Bu-Mako originally was a party that I started with my good friend Mookie to showcase just incredibly dope music that was not necessarily what was happening in the clubs but needed to be heard and played out. It was a labour of love and we set a high standard for what the party should be like from the lighting, atmosphere, scents, sounds, the staff, the mix of people…so when I ceased doing the parties after I had my first child I wanted to expand that same vision to something else, hence the Bumako recording label. I really wanted at first to just put out thematic albums from myself just exploring not necessarily a particular genre but just moods, and thought patterns which is why my first album was called “stream of consciousness” because I just stepped into so many genres of music to create that..I have focused a little more on the sound of bumako and grown as a producer so now I am ready to start bringing other talent on board. The most beautiful growth for the label has been that after 4 years of releases that the fans of the music really get it! That this is an organic movement that doesn’t need hype just a platform to be heard and experienced. More people are hearing Bumako music for the first time and spreading the word so its been very gratifying to keep this label going. I don’t need fame for the label though a few dollars would help lol… I just want people to hear the music because I make it for them.

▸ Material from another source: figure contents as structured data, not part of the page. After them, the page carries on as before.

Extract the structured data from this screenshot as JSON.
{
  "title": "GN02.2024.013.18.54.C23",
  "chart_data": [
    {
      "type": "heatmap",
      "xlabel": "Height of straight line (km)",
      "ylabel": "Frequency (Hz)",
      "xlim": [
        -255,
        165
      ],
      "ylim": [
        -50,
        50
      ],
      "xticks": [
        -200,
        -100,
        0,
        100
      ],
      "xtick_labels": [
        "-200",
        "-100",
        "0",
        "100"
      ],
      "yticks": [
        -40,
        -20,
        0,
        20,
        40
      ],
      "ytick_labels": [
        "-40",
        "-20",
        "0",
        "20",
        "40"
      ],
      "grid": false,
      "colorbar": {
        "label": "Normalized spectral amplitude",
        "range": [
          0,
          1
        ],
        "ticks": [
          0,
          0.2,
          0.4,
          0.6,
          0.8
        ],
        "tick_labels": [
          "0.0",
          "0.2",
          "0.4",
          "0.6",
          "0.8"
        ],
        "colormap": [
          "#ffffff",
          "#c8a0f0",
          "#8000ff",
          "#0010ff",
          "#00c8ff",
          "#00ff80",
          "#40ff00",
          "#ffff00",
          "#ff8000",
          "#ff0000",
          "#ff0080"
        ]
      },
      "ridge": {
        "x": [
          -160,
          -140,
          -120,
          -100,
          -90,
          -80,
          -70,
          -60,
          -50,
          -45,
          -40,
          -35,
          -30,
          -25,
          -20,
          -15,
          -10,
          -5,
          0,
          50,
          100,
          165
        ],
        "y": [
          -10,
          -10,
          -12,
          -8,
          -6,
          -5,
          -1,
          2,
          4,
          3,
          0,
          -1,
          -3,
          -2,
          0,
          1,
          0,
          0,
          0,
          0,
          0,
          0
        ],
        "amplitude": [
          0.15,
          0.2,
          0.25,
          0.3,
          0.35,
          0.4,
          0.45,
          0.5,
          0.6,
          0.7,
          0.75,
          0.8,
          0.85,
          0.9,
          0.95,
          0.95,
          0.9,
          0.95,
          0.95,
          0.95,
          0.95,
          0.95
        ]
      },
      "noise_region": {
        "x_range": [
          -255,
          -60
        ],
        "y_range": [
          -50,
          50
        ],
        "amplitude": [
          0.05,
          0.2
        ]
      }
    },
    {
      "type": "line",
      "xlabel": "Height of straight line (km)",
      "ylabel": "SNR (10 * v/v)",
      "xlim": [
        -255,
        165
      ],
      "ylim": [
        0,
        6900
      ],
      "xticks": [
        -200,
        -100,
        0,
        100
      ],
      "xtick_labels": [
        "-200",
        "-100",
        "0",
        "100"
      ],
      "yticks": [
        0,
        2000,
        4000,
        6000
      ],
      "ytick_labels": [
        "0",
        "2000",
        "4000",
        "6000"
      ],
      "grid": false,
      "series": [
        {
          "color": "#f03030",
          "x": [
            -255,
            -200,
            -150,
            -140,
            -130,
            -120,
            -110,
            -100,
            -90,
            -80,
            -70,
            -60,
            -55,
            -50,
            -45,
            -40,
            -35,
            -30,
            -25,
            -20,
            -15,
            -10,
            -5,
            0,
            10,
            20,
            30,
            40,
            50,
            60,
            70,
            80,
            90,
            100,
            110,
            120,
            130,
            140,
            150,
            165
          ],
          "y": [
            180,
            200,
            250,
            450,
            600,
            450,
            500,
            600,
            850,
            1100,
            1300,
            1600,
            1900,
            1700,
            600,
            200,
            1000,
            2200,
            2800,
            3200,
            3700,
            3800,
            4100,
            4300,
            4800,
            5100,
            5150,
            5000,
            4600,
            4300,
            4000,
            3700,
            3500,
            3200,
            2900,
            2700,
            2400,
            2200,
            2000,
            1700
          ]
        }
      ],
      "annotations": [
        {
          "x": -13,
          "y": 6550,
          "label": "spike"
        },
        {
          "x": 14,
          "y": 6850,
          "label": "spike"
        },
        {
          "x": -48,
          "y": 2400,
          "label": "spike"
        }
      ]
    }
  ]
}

I guess a lot of things are already written and your our paths chosen for us only to walk, have you chosen an album name for the project?
The name of the album is “Woman walking in the shadows” which this is probably one song that I wrote specifically for all women of all walks of life myself included professionally I have felt in the last year as if I was walking in the shadows, always someone standing right in my light. This song is about feeling strong, empowered and understood, all women have had at one point to walk in the shadow of somebody, their mates, fathers, mothers, children, colleagues..the list goes on but its not the end of the world, we solider on doing the work that makes the world go around.